Uncordon the second node to allow zk-2
to be rescheduled.
kubectl uncordon kubernetes-node-ixsl
node "kubernetes-node-ixsl" uncordoned
You can use kubectl drain
in conjunction with PodDisruptionBudgets
to ensure that your services remain available during maintenance.
If drain is used to cordon nodes and evict pods prior to taking the node offline for maintenance,
services that express a disruption budget will have that budget respected.

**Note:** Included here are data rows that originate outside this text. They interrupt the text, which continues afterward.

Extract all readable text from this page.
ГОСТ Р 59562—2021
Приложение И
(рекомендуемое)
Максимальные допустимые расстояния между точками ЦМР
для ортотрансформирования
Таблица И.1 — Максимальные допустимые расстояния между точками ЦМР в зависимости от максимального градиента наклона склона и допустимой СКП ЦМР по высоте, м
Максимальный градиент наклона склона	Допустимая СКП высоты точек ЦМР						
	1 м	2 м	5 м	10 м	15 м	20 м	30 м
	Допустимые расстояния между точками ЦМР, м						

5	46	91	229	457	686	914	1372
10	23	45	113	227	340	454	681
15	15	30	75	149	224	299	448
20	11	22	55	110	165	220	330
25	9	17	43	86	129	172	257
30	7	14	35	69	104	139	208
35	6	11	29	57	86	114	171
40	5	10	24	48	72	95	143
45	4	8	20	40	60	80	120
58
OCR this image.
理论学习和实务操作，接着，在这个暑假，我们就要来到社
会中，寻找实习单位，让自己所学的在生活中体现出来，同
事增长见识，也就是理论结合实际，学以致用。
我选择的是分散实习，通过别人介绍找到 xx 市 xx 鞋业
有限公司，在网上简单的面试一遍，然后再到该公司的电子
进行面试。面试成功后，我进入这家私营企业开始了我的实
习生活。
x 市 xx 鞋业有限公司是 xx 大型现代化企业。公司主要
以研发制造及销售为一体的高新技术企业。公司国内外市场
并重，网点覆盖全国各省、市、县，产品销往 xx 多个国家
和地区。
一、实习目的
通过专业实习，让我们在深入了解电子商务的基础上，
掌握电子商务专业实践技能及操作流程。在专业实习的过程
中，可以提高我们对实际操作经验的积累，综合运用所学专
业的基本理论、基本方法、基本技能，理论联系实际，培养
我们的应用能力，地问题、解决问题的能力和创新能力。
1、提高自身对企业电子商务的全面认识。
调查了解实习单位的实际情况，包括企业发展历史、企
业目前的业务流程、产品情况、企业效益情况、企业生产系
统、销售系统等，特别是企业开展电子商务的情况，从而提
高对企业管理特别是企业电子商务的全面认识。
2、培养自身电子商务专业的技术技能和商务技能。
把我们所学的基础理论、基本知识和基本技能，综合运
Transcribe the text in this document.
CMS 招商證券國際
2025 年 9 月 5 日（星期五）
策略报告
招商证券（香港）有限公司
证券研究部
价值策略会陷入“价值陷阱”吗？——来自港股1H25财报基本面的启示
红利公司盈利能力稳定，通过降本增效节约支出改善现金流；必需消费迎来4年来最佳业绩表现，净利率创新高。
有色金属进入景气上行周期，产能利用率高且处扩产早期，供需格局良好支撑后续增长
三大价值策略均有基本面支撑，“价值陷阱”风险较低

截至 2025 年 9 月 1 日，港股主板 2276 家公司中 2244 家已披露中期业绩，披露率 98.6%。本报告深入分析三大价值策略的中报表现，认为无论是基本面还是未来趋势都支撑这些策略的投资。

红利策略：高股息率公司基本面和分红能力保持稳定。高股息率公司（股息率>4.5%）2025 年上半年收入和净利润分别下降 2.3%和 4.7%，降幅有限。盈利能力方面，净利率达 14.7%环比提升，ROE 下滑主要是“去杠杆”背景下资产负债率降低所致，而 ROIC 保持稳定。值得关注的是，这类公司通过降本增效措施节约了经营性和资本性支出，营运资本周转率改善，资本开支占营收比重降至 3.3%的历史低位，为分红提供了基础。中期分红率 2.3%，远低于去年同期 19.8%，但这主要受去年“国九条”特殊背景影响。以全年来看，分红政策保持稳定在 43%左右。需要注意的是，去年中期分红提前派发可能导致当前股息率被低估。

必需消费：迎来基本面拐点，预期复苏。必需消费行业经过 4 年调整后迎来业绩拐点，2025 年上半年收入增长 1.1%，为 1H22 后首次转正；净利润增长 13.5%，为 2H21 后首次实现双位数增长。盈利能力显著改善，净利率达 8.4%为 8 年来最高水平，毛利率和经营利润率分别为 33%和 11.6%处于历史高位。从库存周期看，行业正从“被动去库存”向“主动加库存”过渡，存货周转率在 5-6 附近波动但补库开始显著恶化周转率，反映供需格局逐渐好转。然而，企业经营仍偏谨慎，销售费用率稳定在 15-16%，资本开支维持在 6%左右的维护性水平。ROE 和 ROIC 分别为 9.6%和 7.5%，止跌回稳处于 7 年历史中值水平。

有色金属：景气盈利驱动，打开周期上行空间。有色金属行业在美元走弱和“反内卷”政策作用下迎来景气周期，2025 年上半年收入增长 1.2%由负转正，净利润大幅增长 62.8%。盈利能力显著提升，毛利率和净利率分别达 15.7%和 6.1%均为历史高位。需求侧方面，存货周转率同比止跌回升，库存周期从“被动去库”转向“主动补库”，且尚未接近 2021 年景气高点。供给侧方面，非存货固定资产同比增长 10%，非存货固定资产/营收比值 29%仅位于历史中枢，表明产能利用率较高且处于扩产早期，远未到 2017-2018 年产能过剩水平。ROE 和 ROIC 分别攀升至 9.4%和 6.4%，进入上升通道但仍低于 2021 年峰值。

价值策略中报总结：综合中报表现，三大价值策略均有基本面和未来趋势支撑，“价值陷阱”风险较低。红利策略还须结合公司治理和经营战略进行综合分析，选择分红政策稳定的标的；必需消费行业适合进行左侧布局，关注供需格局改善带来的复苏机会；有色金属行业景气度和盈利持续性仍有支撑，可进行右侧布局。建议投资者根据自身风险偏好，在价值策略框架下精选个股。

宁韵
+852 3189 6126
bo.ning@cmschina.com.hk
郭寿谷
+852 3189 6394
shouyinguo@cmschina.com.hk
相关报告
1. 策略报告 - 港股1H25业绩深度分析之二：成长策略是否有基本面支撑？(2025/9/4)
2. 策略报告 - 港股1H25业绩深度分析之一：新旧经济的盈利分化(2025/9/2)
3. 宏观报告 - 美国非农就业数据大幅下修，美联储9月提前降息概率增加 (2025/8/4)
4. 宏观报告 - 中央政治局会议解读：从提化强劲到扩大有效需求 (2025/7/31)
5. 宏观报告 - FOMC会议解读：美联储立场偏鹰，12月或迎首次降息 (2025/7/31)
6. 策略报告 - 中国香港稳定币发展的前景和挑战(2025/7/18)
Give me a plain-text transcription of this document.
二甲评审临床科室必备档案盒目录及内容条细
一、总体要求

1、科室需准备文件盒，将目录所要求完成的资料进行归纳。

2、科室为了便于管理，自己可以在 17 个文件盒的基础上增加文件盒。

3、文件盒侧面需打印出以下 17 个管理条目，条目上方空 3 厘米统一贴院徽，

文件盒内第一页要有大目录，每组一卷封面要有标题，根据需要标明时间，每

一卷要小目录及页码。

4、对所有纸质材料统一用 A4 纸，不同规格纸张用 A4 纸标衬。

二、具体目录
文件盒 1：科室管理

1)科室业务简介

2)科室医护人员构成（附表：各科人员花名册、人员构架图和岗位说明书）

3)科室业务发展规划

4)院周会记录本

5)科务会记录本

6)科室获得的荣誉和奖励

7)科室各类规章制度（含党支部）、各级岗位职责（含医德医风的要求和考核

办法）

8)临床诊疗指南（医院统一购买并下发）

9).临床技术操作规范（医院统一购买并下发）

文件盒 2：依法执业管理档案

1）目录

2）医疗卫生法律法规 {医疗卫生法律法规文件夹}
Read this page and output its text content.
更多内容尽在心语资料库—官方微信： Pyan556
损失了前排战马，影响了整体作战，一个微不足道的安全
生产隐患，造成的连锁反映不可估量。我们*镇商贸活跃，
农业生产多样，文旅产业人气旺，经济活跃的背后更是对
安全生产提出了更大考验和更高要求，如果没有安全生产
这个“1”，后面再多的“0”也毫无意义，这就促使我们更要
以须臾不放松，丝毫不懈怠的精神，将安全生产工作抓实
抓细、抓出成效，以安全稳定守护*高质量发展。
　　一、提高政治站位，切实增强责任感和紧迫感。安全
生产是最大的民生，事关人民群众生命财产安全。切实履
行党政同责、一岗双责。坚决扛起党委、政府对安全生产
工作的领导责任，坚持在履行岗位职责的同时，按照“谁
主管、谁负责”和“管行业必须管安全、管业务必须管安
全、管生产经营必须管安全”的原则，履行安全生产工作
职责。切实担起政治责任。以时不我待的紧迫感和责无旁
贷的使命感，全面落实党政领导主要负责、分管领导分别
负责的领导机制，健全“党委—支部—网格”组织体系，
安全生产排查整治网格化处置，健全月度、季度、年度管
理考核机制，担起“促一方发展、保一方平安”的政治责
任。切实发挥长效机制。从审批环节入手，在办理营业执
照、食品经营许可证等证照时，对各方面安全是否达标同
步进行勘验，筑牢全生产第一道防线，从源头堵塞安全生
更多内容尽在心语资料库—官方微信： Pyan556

You should always allocate additional capacity for critical services so that their Pods can be immediately rescheduled.
Cleaning up
- Use
kubectl uncordon
to uncordon all the nodes in your cluster. - You must delete the persistent storage media for the PersistentVolumes used in this tutorial. Follow the necessary steps, based on your environment, storage configuration, and provisioning method, to ensure that all storage is reclaimed.